Kaey: Die Idee des Tuntenspaziergangs finde ich deshalb so toll, weil es damals in den 80ern, also während Berlins großer Tuntenbewegung, ganz viele solcher Aktionen gab. Die Aktivist*innen haben sich zusammengerottet und sind einfach mal aufgedonnert shoppen gegangen. Man braucht ja nicht immer einen CSD oder eine große Demo, die man anmeldet, um irgendwie ein Statement zu machen.

Ihr sprecht von einer positiven Sichtbarkeit – welche negative gibt es denn?

Toni: Die Kehrseite der Sichtbarkeit ist, dass man auch erkennbar wird für die Leute, die das nicht toll finden. Die einen beschimpfen und im krassesten Fall körperlich angreifen. Jede Person, die als Tunte raus geht, ist sich dessen bewusst.

Kaey: Ich überlege mir jetzt schon, ob ich aufgedonnert die Weserstraße runter fahre und mir Sprüche drücken lasse oder Selfies machen muss. Es gibt immer Leute, die es super und die, die es scheiße finden. Deswegen geht sowas immer mit Herzklopfen einher. Selbst bei mir, die ich seit 20 Jahren auf der Bühne stehe. Unser Kampf als Aktivist*innen ist es, an einen Punkt zu kommen, wo wir dieses Gefühl nicht mehr haben.

Wie politisch ist denn das Festival?

Kaey: Wir haben uns zurückgehalten, das Festival ganz arg mit politischen Forderungen anzureichern. Einen kleinen Gimmick haben wir dabei: In den letzten Jahren haben einige Leute eine fiktive Spaßpartei gegründet, die Travestie für Deutschland, TfD. Die Galionsfigur der TfD, Jacky-Oh Weinhaus, wird am Samstagabend bei der Vernissage im Ludwig eine kleine Parteiansprache halten. Das ist ein kleines Highlight mit einem Augenzwinkern auf die Wahl.

Toni: Drag machen ist an sich schon politisch – ohne Flugblatt, Flüstertüte und Pressemitteilung. Weil es bei den Betrachtenden die Erkenntnis auslösen kann, dass Geschlecht etwas Konstruiertes ist. Dass wir nicht an unsere vermeintlich natürlichen Rollen gebunden sind, sondern die sehr schnell mit einfachen Mitteln und mit viel Spaß verändern, verbiegen, überschreiten können. Und diese Erkenntnis bleibt auch eine Woche nach dem Termin noch.
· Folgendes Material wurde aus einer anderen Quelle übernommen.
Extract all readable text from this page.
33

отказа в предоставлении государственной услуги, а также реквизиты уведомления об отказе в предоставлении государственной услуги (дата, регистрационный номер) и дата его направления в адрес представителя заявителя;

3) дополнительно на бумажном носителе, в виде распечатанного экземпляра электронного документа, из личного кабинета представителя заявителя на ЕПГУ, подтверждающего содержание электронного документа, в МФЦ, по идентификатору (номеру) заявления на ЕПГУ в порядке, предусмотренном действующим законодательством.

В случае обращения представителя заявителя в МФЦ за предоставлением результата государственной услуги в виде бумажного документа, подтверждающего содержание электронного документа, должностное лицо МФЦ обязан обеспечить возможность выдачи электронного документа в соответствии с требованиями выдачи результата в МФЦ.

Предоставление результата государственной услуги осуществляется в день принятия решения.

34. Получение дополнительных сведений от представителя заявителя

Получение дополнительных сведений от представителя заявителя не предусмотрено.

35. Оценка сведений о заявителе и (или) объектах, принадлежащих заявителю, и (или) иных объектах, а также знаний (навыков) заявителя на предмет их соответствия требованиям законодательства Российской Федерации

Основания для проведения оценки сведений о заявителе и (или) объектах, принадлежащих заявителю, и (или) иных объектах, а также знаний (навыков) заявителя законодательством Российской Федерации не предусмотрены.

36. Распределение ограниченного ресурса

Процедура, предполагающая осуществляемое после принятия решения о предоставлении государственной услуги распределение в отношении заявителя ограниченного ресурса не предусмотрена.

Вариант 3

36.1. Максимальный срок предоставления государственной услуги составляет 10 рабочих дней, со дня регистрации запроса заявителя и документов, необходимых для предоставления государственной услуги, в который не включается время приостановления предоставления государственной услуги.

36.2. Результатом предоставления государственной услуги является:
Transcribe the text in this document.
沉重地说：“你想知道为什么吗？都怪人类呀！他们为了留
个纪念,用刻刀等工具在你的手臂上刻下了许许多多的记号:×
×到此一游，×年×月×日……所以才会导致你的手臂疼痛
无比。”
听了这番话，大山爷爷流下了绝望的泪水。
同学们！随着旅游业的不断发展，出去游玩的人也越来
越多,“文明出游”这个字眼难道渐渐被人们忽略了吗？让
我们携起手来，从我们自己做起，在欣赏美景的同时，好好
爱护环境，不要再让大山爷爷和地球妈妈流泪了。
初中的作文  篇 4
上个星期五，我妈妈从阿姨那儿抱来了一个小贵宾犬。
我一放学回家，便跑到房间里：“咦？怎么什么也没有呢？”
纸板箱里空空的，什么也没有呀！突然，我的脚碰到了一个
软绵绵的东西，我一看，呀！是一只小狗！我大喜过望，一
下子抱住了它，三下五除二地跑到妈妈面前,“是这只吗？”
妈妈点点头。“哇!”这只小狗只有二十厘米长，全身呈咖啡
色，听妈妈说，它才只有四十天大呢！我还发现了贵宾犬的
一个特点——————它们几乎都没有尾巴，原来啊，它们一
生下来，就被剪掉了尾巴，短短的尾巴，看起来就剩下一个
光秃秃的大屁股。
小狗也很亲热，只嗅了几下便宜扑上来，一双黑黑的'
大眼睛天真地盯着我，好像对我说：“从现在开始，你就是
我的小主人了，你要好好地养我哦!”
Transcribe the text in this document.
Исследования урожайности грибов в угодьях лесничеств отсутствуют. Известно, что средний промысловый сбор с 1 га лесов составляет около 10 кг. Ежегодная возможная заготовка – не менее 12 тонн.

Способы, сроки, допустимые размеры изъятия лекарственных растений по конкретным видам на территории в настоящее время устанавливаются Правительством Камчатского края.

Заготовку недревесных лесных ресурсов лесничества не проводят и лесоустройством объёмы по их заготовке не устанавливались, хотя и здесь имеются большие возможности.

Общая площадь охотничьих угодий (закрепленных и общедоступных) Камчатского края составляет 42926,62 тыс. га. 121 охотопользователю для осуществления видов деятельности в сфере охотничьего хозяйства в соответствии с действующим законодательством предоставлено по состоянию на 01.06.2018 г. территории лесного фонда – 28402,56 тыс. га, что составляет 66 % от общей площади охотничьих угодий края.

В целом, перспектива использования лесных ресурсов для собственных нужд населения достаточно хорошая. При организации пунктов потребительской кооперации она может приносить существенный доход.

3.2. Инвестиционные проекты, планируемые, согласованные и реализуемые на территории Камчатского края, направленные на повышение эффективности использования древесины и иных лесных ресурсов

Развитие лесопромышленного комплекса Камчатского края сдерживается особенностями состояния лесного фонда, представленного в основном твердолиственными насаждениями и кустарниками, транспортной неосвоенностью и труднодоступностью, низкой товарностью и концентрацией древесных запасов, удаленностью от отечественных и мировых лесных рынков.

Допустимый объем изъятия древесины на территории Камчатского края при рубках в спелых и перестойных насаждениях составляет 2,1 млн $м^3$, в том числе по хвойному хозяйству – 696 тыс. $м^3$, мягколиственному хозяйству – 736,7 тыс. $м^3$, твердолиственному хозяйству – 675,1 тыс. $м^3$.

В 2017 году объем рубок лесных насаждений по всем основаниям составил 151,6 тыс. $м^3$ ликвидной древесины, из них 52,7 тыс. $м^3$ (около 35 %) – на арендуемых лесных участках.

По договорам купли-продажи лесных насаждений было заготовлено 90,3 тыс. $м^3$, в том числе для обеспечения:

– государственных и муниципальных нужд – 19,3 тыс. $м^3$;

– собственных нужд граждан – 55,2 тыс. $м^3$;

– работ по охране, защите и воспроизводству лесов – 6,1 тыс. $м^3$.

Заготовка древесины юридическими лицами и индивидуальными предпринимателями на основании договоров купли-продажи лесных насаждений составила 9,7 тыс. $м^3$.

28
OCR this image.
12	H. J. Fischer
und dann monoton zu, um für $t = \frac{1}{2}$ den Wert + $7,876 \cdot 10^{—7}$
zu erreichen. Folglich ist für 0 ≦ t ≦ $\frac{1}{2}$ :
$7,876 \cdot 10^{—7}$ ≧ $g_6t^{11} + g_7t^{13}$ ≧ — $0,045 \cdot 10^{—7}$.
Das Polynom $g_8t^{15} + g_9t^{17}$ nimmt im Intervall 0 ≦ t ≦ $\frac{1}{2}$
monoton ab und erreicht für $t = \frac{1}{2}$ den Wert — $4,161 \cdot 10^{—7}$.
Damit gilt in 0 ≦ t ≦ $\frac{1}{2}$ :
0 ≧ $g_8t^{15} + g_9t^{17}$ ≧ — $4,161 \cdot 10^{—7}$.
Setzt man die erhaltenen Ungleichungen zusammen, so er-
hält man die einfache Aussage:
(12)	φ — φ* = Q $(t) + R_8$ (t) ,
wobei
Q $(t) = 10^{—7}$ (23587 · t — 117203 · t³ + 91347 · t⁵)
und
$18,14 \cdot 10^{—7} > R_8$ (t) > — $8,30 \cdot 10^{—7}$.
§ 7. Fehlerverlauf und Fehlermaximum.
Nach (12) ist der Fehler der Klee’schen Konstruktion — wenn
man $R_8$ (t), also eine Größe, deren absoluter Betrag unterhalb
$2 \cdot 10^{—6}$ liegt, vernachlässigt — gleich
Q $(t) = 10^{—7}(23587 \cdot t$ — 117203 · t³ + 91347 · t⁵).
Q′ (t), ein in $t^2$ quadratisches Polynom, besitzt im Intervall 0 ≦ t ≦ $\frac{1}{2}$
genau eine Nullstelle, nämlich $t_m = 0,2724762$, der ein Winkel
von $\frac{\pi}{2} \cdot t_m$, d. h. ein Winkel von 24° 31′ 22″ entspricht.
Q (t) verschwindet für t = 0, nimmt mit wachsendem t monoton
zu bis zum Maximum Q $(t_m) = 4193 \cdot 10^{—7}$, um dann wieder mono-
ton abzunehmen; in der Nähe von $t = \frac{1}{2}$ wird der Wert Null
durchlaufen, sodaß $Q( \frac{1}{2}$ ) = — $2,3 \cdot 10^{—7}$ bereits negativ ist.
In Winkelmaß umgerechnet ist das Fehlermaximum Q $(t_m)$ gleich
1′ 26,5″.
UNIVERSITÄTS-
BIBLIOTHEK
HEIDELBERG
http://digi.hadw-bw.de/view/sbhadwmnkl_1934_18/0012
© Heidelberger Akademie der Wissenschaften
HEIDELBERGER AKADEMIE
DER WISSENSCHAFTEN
Wenn man als Drag-King dieses übertrieben breitbeinige, Sich-am-Sack-kratzende-Gehabe lächerlich macht und eine Person aus dem Publikum später in der U-Bahn genau so einem Prachtexemplar gegenübersitzt, dann muss sie vielleicht lachen. Und kann dann ganz anders und stärker sein, als vorher. Ohne, dass sie vorher ein Manifest gelesen hat.

Was sind eure persönlichen Highlights?

Kaey: Oh, wir haben sie doch alle lieb!

Toni: Ich denke, das größte Event in der größten Location ist die SchwuZ-Party.

Kaey: Ich trete ein für die Vernissage der Ausstellung „Nachtschatten – Lichtgestalten“ in der Galerie Ludwig am Samstagabend. Die wird dann ja sieben Wochen hängen, mit Werken von fünf Fotograf*innen und vier bildenden Künstler*innen und es gibt sieben Wochen Begleitprogramm. Zum Beispiel ein Kostümworkshop, einen Schminkworkshop, ein Filmscreening, Diskussionsveranstaltungen – alles um das Thema Tunte.